Of Jump Capital’s 20 portfolio companies about one-third are invested in early stage companies, one-third around the Series A round, and the last third in later rounds.  This experience making investments at different stages gives the firm good insight.
 
“At the seed stage the idea is usually leading everything,” said McMahon. The capital really gets burned up really validating the idea.”
 
According to McMahon seed capital and seed stage pitches are focused much more around the possibility of an idea and the power of the entrepreneur driving that idea. When a company gets beyond the seed stage, the details become a lot more important and specifically measured.
 
When the time comes for Series A funding, McMahon said his company typically has two principles that guide their investments: milestone investing and matching with the right entrepreneurs.
 
Milestone investing is all about spending funds to acheive certain targets. McMahon said he tries to force people into structured goals of precisely where the capital will take them.
 
If an entrepreneur has specific needs for money like adding five enterprise clients, developing the next generation of the product or expanding certain marketing initiatives, “you’re de-risking the capital when the other side of the table is talking that way,” said McMahon.
 
Second, Jump Capital looks for potential investments that are looking for a specific type of intestor.
 
“I don’t think the other side of the table spends enough time saying 'who is the right partner for me?’” said McMahon. “Be very selective as to who you bring to your board table.”
 
“There are huge differences between venture firms, enormous differences.

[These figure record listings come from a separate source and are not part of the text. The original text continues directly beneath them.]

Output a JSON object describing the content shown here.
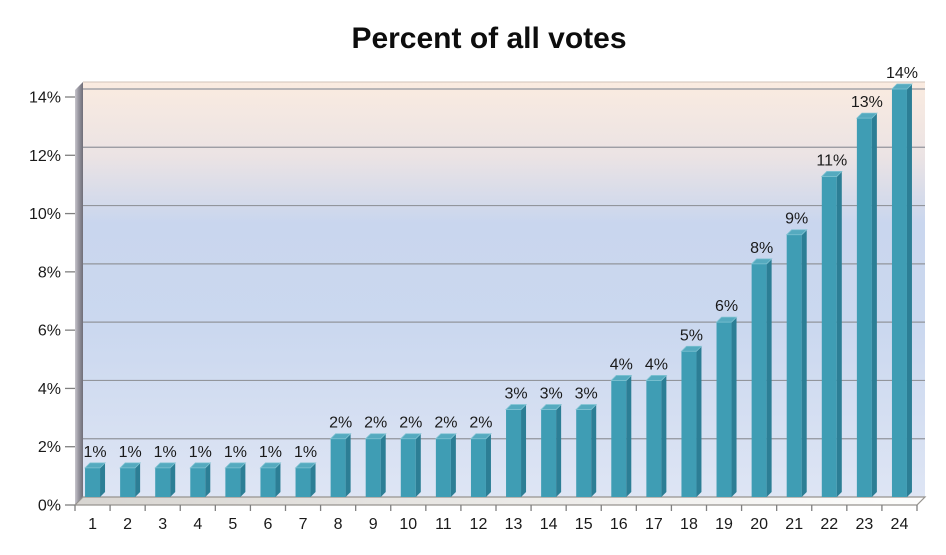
{
  "chart_data": {
    "type": "bar",
    "title": "Percent of all votes",
    "categories": [
      "1",
      "2",
      "3",
      "4",
      "5",
      "6",
      "7",
      "8",
      "9",
      "10",
      "11",
      "12",
      "13",
      "14",
      "15",
      "16",
      "17",
      "18",
      "19",
      "20",
      "21",
      "22",
      "23",
      "24"
    ],
    "values": [
      1,
      1,
      1,
      1,
      1,
      1,
      1,
      2,
      2,
      2,
      2,
      2,
      3,
      3,
      3,
      4,
      4,
      5,
      6,
      8,
      9,
      11,
      13,
      14
    ],
    "data_labels": [
      "1%",
      "1%",
      "1%",
      "1%",
      "1%",
      "1%",
      "1%",
      "2%",
      "2%",
      "2%",
      "2%",
      "2%",
      "3%",
      "3%",
      "3%",
      "4%",
      "4%",
      "5%",
      "6%",
      "8%",
      "9%",
      "11%",
      "13%",
      "14%"
    ],
    "yticks": [
      "0%",
      "2%",
      "4%",
      "6%",
      "8%",
      "10%",
      "12%",
      "14%"
    ],
    "ylim": [
      0,
      14
    ],
    "y_major_step": 2,
    "grid": true,
    "legend": "none",
    "style": "3d-perspective-walls",
    "colors": {
      "bar_front": "#3F9DB4",
      "bar_side": "#2C7E95",
      "bar_top": "#55AABF",
      "bar_top_highlight": "#7FC2D2",
      "gridline": "#92959C",
      "tick": "#7F7F7F",
      "wall_top_line": "#D2C3BA",
      "floor_stroke": "#96938F",
      "title_color": "#0D0D0D",
      "label_color": "#1A1A1A",
      "plot_gradient": [
        "#FAEBE0",
        "#EBE3E4",
        "#C9D6EE",
        "#CBD8EF",
        "#DEE5F4"
      ],
      "wall_gradient": [
        "#C8C6CC",
        "#9C9AA4",
        "#6F6E78"
      ],
      "floor_gradient": [
        "#D8D5D1",
        "#FDFDFC"
      ]
    }
  }
}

You really want to spend time doing your due diligence. Nine out of ten times I always ask: ‘who are you looking for in an investor?’” said McMahon. No doubt connecting with the right investors can be difficult. “The best way to get to the right VC is to do it through your network. It’s always helpful to have someone mentor you in,” said McMahon. 
 
Jump Capital has “not done any deal that has come through brokered relationships, investment banks, anything,” said McMahon. “So network your way in through another investor, entrepreneur, person at an incubator. When it comes in random there is always a hesitancy to engage.”